While it's true that Chelsea managed to defeat a physical Stoke team without the services of Hazard, the fact is that shorn of the skills of their playmaker-in-chief, Antonio Conte's side laboured and it took a late goal from defender Gary Cahill to seal victory.
This is Hazard's fifth season as a Chelsea player. Since signing from Ligue 1 side Lille for £32 million in June 2012, his stock has risen markedly, and Real Madrid were this week reported to be in "negotiations" to take him to the Bernabeu this summer.
To date in his Chelsea career, Hazard has made 237 appearances, scoring 66 goals and providing 50 assists. Accolades have come in the form of PFA Young Player of the Year (2014), PFA Player of the Year (2015), Chelsea Player of the Year 2014 and 2015, and this season he looks set to add to a collection of winners' medals that already includes Premier League, League Cup and Europa League gongs.
Yes, 2015-16 was a campaign to forget for the Belgian, but that was the case for many of his teammates and Chelsea as a whole. Under Conte, the world has moved on. Hazard may have cut a dispirited figure last season, and was linked with a move to Paris Saint-Germain, but Conte has brought him back to his best.
He has contributed 11 goals and five assists and fully embraced Conte's do-or-die philosophy, winning back the support of those Chelsea fans whose patience had worn thin last season. For the few who were still wavering over his commitment and value to the cause, his incredible solo goal against Arsenal in February should have dispelled the doubts.
Among the millions applauding Hazard's genius would have been Real Madrid manager Zinedine Zidane, who has long expressed his admiration for Hazard and now reportedly wants to make him a Galactico.
However, unless Conte has devised a strange plan for the team next season that doesn't include the Belgian, it seems there is zero chance of the deal happening.
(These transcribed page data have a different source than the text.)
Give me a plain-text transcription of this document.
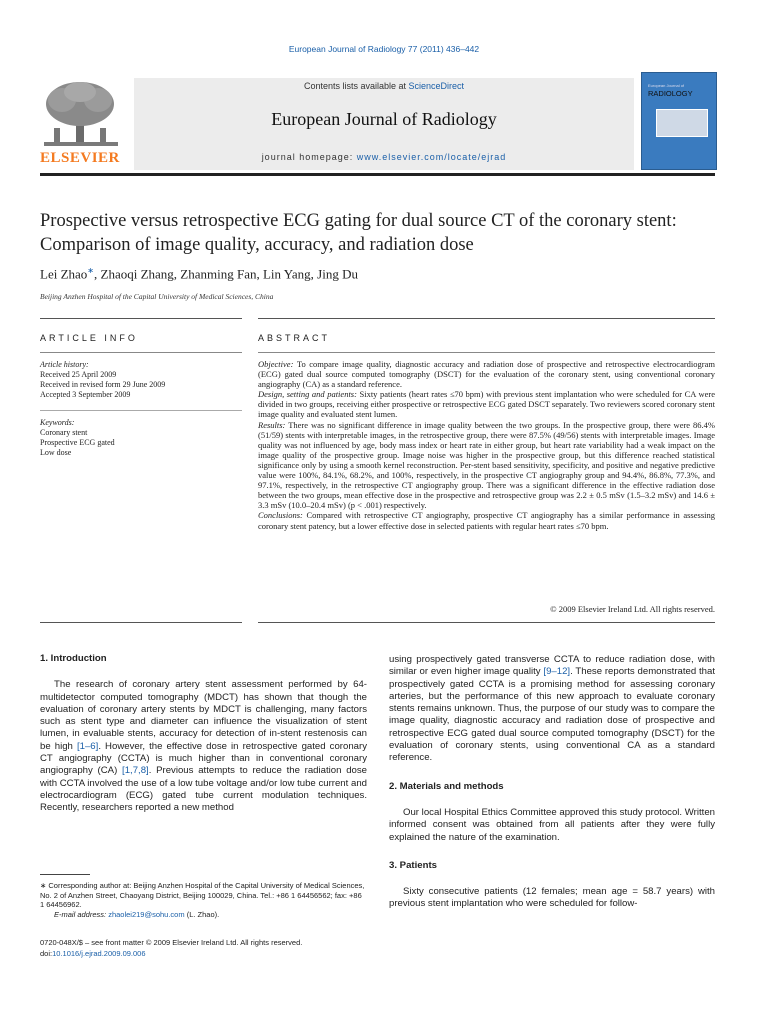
European Journal of Radiology 77 (2011) 436–442
ELSEVIER
Contents lists available at ScienceDirect
European Journal of Radiology
journal homepage: www.elsevier.com/locate/ejrad
European Journal of
RADIOLOGY
Prospective versus retrospective ECG gating for dual source CT of the coronary stent: Comparison of image quality, accuracy, and radiation dose
Lei Zhao∗, Zhaoqi Zhang, Zhanming Fan, Lin Yang, Jing Du
Beijing Anzhen Hospital of the Capital University of Medical Sciences, China
ARTICLE INFO
Article history:
Received 25 April 2009
Received in revised form 29 June 2009
Accepted 3 September 2009
Keywords:
Coronary stent
Prospective ECG gated
Low dose
ABSTRACT

Objective: To compare image quality, diagnostic accuracy and radiation dose of prospective and retrospective electrocardiogram (ECG) gated dual source computed tomography (DSCT) for the evaluation of the coronary stent, using conventional coronary angiography (CA) as a standard reference.

Design, setting and patients: Sixty patients (heart rates ≤70 bpm) with previous stent implantation who were scheduled for CA were divided in two groups, receiving either prospective or retrospective ECG gated DSCT separately. Two reviewers scored coronary stent image quality and evaluated stent lumen.

Results: There was no significant difference in image quality between the two groups. In the prospective group, there were 86.4% (51/59) stents with interpretable images, in the retrospective group, there were 87.5% (49/56) stents with interpretable images. Image quality was not influenced by age, body mass index or heart rate in either group, but heart rate variability had a weak impact on the image quality of the prospective group. Image noise was higher in the prospective group, but this difference reached statistical significance only by using a smooth kernel reconstruction. Per-stent based sensitivity, specificity, and positive and negative predictive value were 100%, 84.1%, 68.2%, and 100%, respectively, in the prospective CT angiography group and 94.4%, 86.8%, 77.3%, and 97.1%, respectively, in the retrospective CT angiography group. There was a significant difference in the effective radiation dose between the two groups, mean effective dose in the prospective and retrospective group was 2.2 ± 0.5 mSv (1.5–3.2 mSv) and 14.6 ± 3.3 mSv (10.0–20.4 mSv) (p < .001) respectively.

Conclusions: Compared with retrospective CT angiography, prospective CT angiography has a similar performance in assessing coronary stent patency, but a lower effective dose in selected patients with regular heart rates ≤70 bpm.

© 2009 Elsevier Ireland Ltd. All rights reserved.
1. Introduction

The research of coronary artery stent assessment performed by 64-multidetector computed tomography (MDCT) has shown that though the evaluation of coronary artery stents by MDCT is challenging, many factors such as stent type and diameter can influence the visualization of stent lumen, in evaluable stents, accuracy for detection of in-stent restenosis can be high [1–6]. However, the effective dose in retrospective gated coronary CT angiography (CCTA) is much higher than in conventional coronary angiography (CA) [1,7,8]. Previous attempts to reduce the radiation dose with CCTA involved the use of a low tube voltage and/or low tube current and electrocardiogram (ECG) gated tube current modulation techniques. Recently, researchers reported a new method

using prospectively gated transverse CCTA to reduce radiation dose, with similar or even higher image quality [9–12]. These reports demonstrated that prospectively gated CCTA is a promising method for assessing coronary arteries, but the performance of this new approach to evaluate coronary stents remains unknown. Thus, the purpose of our study was to compare the image quality, diagnostic accuracy and radiation dose of prospective and retrospective ECG gated dual source computed tomography (DSCT) for the evaluation of coronary stents, using conventional CA as a standard reference.

2. Materials and methods

Our local Hospital Ethics Committee approved this study protocol. Written informed consent was obtained from all patients after they were fully explained the nature of the examination.

3. Patients

Sixty consecutive patients (12 females; mean age = 58.7 years) with previous stent implantation who were scheduled for follow-

∗ Corresponding author at: Beijing Anzhen Hospital of the Capital University of Medical Sciences, No. 2 of Anzhen Street, Chaoyang District, Beijing 100029, China. Tel.: +86 1 64456562; fax: +86 1 64456962.

E-mail address: zhaolei219@sohu.com (L. Zhao).

0720-048X/$ – see front matter © 2009 Elsevier Ireland Ltd. All rights reserved.
doi:10.1016/j.ejrad.2009.09.006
Madrid president Florentino Perez testing Chelsea's resolve with a world-record bid for Hazard would be futile.
Chelsea's billionaire owner Roman Abramovich doesn't need the money. While many players have left in big-money deals during Abramovich's ownership -- among them Oscar (£52 million to Shanghai SIPG), David Luiz (£50 million to PSG) and Juan Mata (£37 million to Manchester United) -- those deals have all gone through with the blessing of their manager.
The likelihood is that Abramovich will rebuff any offers but find himself signing off a significant pay rise for the player, whose £200,000-a-week deal, which expires in 2020, already makes him the club's best-paid player.
That's the way football works, and Barcelona's Lionel Messi is the best point of comparison. It's true that, at 29 years old, Messi's time at the Camp Nou could be coming to an end, but Barca have resisted the temptation to cash in and kept him throughout the best period of his career.
Right now, Hazard is at the peak of his powers. With Conte at the helm, Chelsea are one of the best clubs for a world-class player to continue to develop and win silverware. Coupled with this, an imminent return to the Champions League stage and a World Cup to look forward to it makes the upheaval and pressure that would come with a move to Madrid nonsensical for Hazard, whose wife and young family are settled in England.